A tactic as you suggest would not work as one of the requirement is for the reader to have control over the colours of text and background. Something they have with PDFs (certainly using Acrobat Reader you can)

I think part of the problem is that people don't understand why I just don't use PowerPoint like everyone else.

Graham



On 27 Feb 2008, at 18:05, Andre Poenitz wrote:

On Wed, Feb 27, 2008 at 09:34:44AM +0000, Graham Smith wrote:
Although, I have found a couple via google does anyone have experience of
PDF to PowerPoint converters.

I would prefer a Mac or multiplatform option, but Windows, or even Linux
would do.

Having now been using Beamer for a few days and been very pleased with it as a replacement for PowerPoint, I'm now told that I "must" provide my students access to PowerPoints of my presentations. However, having used
Beamer there is no way I am going back to PowerPoint.

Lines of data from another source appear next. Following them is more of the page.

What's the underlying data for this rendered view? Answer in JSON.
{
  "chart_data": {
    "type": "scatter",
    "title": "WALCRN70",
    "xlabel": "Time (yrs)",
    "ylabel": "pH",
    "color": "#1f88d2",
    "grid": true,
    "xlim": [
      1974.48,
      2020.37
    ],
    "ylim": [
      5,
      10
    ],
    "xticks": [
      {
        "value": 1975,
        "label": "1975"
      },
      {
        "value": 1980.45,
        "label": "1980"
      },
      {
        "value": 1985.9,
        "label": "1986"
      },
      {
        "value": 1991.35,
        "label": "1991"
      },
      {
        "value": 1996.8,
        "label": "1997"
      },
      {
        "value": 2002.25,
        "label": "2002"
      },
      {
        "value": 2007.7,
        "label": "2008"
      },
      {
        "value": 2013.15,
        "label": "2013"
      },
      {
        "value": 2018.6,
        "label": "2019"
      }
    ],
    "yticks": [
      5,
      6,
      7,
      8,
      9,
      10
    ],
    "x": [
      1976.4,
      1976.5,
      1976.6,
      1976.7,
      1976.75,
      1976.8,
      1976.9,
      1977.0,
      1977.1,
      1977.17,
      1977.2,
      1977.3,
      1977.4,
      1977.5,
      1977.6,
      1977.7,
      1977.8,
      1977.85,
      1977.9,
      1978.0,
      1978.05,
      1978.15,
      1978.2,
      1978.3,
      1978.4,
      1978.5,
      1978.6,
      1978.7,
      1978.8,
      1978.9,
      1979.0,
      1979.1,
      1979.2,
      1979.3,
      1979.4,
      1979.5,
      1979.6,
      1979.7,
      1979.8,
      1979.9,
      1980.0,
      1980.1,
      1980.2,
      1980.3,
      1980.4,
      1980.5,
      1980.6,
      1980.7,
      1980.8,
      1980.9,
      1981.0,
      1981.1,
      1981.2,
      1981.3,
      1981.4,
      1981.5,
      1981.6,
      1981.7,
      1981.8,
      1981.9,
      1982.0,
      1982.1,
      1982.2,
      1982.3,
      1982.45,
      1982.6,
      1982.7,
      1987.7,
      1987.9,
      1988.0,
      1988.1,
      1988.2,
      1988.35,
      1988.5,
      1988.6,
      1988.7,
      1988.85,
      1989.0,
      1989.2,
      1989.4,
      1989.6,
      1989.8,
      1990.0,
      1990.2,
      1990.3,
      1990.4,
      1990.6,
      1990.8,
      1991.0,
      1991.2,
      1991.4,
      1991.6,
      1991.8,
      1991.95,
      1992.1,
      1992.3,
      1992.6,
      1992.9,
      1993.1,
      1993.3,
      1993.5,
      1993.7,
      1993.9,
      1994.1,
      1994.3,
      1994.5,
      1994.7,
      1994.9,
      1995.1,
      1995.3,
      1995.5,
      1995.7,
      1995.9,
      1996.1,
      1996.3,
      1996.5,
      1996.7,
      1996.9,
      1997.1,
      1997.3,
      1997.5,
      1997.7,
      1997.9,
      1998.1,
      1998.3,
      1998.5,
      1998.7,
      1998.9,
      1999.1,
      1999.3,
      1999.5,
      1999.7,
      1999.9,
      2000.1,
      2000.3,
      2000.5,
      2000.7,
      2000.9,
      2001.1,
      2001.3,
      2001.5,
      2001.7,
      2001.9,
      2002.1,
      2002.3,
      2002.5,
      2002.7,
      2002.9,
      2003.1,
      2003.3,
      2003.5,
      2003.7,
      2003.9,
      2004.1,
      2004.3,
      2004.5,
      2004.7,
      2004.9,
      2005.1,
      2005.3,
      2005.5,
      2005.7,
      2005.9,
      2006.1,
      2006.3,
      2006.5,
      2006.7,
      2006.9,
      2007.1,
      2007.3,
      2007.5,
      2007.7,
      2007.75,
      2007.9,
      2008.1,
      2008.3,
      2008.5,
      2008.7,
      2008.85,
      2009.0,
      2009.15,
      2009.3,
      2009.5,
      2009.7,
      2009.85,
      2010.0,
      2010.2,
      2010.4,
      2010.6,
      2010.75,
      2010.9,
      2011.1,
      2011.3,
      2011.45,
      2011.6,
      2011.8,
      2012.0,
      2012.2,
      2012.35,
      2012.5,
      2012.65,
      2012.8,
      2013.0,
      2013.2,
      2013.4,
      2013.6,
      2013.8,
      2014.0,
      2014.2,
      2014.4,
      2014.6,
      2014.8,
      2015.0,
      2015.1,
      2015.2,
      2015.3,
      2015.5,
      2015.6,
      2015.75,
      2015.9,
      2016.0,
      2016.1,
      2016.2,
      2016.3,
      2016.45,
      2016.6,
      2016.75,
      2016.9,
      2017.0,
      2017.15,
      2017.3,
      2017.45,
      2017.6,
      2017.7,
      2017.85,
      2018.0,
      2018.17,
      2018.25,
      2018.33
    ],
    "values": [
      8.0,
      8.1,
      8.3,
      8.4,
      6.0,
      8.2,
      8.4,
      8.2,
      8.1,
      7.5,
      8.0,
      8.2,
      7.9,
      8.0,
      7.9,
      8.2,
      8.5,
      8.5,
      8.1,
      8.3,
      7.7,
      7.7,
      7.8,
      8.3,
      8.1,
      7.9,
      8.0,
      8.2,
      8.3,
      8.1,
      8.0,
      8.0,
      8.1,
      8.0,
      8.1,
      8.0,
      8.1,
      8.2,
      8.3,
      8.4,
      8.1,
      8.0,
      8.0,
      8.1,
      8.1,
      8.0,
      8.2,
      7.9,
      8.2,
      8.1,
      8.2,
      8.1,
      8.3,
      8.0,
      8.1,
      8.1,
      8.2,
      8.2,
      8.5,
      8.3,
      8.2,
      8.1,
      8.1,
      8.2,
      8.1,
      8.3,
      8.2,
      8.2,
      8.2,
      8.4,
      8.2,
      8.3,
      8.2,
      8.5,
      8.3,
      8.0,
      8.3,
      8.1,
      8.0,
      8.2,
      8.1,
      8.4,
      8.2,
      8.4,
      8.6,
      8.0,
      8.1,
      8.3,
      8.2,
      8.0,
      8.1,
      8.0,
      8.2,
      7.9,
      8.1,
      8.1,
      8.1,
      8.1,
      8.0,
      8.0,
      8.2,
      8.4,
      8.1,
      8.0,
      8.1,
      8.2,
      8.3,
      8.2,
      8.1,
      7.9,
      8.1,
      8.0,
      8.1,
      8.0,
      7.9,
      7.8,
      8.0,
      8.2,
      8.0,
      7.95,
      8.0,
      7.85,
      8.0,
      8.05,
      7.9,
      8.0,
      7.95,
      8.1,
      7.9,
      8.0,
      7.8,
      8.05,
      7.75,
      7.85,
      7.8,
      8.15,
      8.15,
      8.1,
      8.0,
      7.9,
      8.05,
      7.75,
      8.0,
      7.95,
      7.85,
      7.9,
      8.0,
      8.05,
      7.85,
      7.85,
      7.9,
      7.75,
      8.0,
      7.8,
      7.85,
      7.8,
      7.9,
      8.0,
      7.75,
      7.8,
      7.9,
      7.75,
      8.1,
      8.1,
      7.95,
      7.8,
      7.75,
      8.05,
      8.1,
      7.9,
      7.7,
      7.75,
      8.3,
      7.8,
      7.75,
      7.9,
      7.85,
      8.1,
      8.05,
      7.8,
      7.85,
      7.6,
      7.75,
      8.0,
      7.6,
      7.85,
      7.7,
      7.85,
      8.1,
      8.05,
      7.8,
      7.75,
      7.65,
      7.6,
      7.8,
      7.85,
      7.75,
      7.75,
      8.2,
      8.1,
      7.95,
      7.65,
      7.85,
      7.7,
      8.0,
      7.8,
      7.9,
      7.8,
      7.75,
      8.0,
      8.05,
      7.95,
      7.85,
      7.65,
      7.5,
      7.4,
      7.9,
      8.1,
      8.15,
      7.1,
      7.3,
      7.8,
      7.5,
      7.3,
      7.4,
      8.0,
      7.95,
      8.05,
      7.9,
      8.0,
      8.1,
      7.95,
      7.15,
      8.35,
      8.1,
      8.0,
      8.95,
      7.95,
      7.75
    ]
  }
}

I usually responded to such requirements by producing bitmap version of
the ps/pdf document in question and include them in an otherwise empty
doc. This gives really ugly results, is pretty unusable, but conforms
to the rules. When I offered the original .pdf as alternative, guess
what suddenly became "acceptable"...

Lucky me does not have to produce paperwork anymore...

Apparently, PDFs, do not provide the same support for accessibility
requirements (SENDA in the UK and section 508 in the US). I can't see how
exactly, but thems the rules it seems.

Following rules by the letter usually does not give the intended result.